Print version ISSN 0104-4230On-line version ISSN 1806-9282

Rev. Assoc. Med. Bras. vol.55 no.1 São Paulo  2009

http://dx.doi.org/10.1590/S0104-42302009000100013 

ARTIGO ORIGINAL

 

Prevalência da doença renal crônica nos estágios 3, 4 e 5 em adultos

 

Prevalence of chronic kidney disease, stages 3, 4 and 5 in adults

 

 

Rita Maria Rodrigues BastosI,*; Marcus Gomes BastosII; Luís Cláudio RibeiroII; Ricardo Villela BastosIII; Maria Teresa Bustamante TeixeiraII

IPrograma de Pós-Graduação em Saúde da Universidade Federal de Juiz de Fora. Juiz de Fora, MG, Brasil
IIUniversidade Federal de Juiz de Fora. Juiz de Fora, MG, Brasil
IIILaboratório Côrtes Villela. Juiz de Fora, MG, Brasil

 

 


RESUMO

INTRODUÇÃO: Medidas que otimizem a detecção precoce da doença renal crônica (DRC) são fundamentais para o retardo na evolução da doença e diminuição do aporte de indivíduos às terapias renais de substituição.
OBJETIVOS: Estimar a prevalência da DRC em seus estágios 3, 4 e 5, utilizando registros laboratoriais de indivíduos submetidos a dosagem de creatinina sérica por causas diversas em laboratório da rede particular do município de Juiz de Fora, no período de 2004 e 2005.
MÉTODOS: O estudo foi consubstanciado pelo cálculo estimado da filtração glomerular, utilizando a equação do estudo MDRD (Modification of diet in renal disease), e seguiu os critérios propostos pelo K/DOQI (Kidney Disease Outcomes Quality Initiative) para o diagnóstico e classificação da DRC.
RESULTADOS: A prevalência encontrada foi de 9,6%, sendo 12,2% no sexo feminino, 5,8% no sexo masculino, 3,7% em indivíduos abaixo de 60 anos e 25,2% acima de 60 anos.
CONCLUSÃO: Os resultados evidenciam a prevalência da DRC não apenas como um indicador epidemiológico, mas demonstram um aspecto operacional alternativo para otimizar a capacidade de detecção dos casos e permitem sugerir a inclusão do cálculo da filtração glomerular como um dado complementar aos resultados das dosagens de creatinina sérica fornecidos pelos laboratórios.
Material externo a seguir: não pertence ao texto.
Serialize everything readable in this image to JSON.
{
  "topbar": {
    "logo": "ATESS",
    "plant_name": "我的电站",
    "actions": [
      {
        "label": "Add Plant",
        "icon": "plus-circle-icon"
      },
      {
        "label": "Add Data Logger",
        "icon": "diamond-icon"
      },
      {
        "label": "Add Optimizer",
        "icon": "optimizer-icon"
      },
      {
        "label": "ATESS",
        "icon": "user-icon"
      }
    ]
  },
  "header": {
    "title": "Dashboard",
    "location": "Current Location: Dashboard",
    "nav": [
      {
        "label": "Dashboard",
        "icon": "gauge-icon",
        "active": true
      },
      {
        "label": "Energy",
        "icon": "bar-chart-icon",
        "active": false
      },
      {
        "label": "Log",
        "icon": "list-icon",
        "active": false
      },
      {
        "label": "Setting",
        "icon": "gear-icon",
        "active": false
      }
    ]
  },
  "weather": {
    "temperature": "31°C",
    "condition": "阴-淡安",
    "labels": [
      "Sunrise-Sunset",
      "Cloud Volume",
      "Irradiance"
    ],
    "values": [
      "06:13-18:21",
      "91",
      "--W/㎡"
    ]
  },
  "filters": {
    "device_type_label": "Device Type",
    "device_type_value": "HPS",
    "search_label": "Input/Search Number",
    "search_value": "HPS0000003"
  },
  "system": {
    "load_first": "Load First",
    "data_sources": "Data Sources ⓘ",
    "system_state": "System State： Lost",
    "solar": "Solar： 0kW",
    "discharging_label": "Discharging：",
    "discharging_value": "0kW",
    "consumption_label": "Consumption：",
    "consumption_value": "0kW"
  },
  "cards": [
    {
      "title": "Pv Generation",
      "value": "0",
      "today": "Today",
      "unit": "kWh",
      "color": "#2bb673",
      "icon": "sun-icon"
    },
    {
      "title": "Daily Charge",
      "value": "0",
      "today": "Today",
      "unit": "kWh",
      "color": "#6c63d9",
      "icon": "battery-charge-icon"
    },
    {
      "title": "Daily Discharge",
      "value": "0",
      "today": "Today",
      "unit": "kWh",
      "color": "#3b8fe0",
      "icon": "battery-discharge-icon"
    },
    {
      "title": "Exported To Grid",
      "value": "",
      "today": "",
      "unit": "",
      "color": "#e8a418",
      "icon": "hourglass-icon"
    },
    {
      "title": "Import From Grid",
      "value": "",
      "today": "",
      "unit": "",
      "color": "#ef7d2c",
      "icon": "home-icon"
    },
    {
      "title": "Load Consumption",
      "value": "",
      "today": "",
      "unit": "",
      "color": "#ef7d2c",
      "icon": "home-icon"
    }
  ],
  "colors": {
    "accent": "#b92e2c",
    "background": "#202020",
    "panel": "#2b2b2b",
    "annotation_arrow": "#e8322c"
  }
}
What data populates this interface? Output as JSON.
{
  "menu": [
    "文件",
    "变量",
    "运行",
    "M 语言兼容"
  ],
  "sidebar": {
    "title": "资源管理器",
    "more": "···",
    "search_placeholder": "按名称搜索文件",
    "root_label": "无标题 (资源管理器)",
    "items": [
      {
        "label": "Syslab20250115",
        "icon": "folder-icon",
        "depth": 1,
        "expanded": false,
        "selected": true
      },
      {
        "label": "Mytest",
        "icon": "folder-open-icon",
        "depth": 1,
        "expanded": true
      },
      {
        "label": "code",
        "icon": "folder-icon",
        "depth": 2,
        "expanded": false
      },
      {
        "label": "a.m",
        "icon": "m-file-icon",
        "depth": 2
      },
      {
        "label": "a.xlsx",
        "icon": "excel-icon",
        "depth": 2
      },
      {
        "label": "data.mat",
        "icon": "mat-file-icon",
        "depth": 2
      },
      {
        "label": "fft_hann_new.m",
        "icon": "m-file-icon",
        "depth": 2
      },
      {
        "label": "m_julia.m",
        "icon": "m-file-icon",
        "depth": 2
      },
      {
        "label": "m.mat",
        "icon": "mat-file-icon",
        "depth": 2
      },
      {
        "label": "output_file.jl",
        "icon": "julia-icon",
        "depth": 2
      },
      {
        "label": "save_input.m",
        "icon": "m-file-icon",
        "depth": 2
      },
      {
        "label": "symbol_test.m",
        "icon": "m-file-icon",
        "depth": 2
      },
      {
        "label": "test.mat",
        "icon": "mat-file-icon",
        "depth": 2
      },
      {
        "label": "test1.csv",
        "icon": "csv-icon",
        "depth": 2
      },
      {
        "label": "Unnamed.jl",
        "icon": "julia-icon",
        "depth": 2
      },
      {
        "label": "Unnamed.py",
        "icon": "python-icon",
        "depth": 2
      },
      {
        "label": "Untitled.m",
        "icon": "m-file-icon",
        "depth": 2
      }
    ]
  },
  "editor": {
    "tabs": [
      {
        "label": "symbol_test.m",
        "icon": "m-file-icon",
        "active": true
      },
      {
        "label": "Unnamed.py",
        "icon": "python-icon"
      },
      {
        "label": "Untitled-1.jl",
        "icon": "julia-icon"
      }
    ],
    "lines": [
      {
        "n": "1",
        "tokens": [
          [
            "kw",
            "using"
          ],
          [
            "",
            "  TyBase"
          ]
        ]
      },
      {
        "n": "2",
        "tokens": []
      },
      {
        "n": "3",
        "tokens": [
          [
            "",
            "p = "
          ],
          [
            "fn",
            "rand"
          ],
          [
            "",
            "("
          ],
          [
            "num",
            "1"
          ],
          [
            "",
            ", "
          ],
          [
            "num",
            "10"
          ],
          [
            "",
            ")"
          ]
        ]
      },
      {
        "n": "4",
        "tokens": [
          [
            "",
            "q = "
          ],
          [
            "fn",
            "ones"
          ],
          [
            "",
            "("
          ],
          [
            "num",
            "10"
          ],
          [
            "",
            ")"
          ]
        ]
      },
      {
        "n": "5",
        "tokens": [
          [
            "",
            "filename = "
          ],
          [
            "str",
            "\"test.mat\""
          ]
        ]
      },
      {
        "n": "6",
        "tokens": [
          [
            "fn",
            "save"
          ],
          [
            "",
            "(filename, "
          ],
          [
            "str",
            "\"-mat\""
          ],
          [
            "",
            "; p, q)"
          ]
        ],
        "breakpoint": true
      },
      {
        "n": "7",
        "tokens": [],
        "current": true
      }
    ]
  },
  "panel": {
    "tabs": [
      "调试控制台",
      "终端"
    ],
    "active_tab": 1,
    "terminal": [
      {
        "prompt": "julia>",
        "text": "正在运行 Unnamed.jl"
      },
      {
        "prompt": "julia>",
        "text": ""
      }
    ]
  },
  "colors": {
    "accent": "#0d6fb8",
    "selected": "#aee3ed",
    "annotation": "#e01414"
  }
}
Unitermos: Doença renal crônica. Filtração glomerular. Prevalência. Diagnóstico precoce.


SUMMARY

INTRODUCTION: Strategies that optimize early diagnosis of chronic kidney disease (CKD) are paramount to decrease progression of the disease and the burden of patients needing renal replacement therapy.
OBJECTIVE: The aim of this study was to determine the prevalence of CKD stage 3, 4 and 5 in people submitted to dosage of serum creatinine due to different causes, employing a dataset from a private laboratory of the city of Juiz de Fora comprising the years 2004 and 2005.
METHODS: Diagnosis and staging of CKD were based upon glomerular filtration rate (GFR) estimated from serum creatinine as recommended by the KDOQI of the National Kidney Foundation and the Brazilian Society of Nephrology.
RESULTS: Prevalence of CKD stage 3, 4 and 5 was of 9.6%, with 12.2%, 5.8%, 25.2% and 3.7% among women, men, people >60 and < 60 years of age, respectively.
CONCLUSION: Prevalence of CKD found in our study may not only be interpreted as an epidemiologic indicator, but also discloses an alternative operational strategy to identify the disease. Furthermore it supports a proposal to include the estimation of GFR from serum creatinine in the laboratory report as an important and simple tool for early diagnosis of CKD.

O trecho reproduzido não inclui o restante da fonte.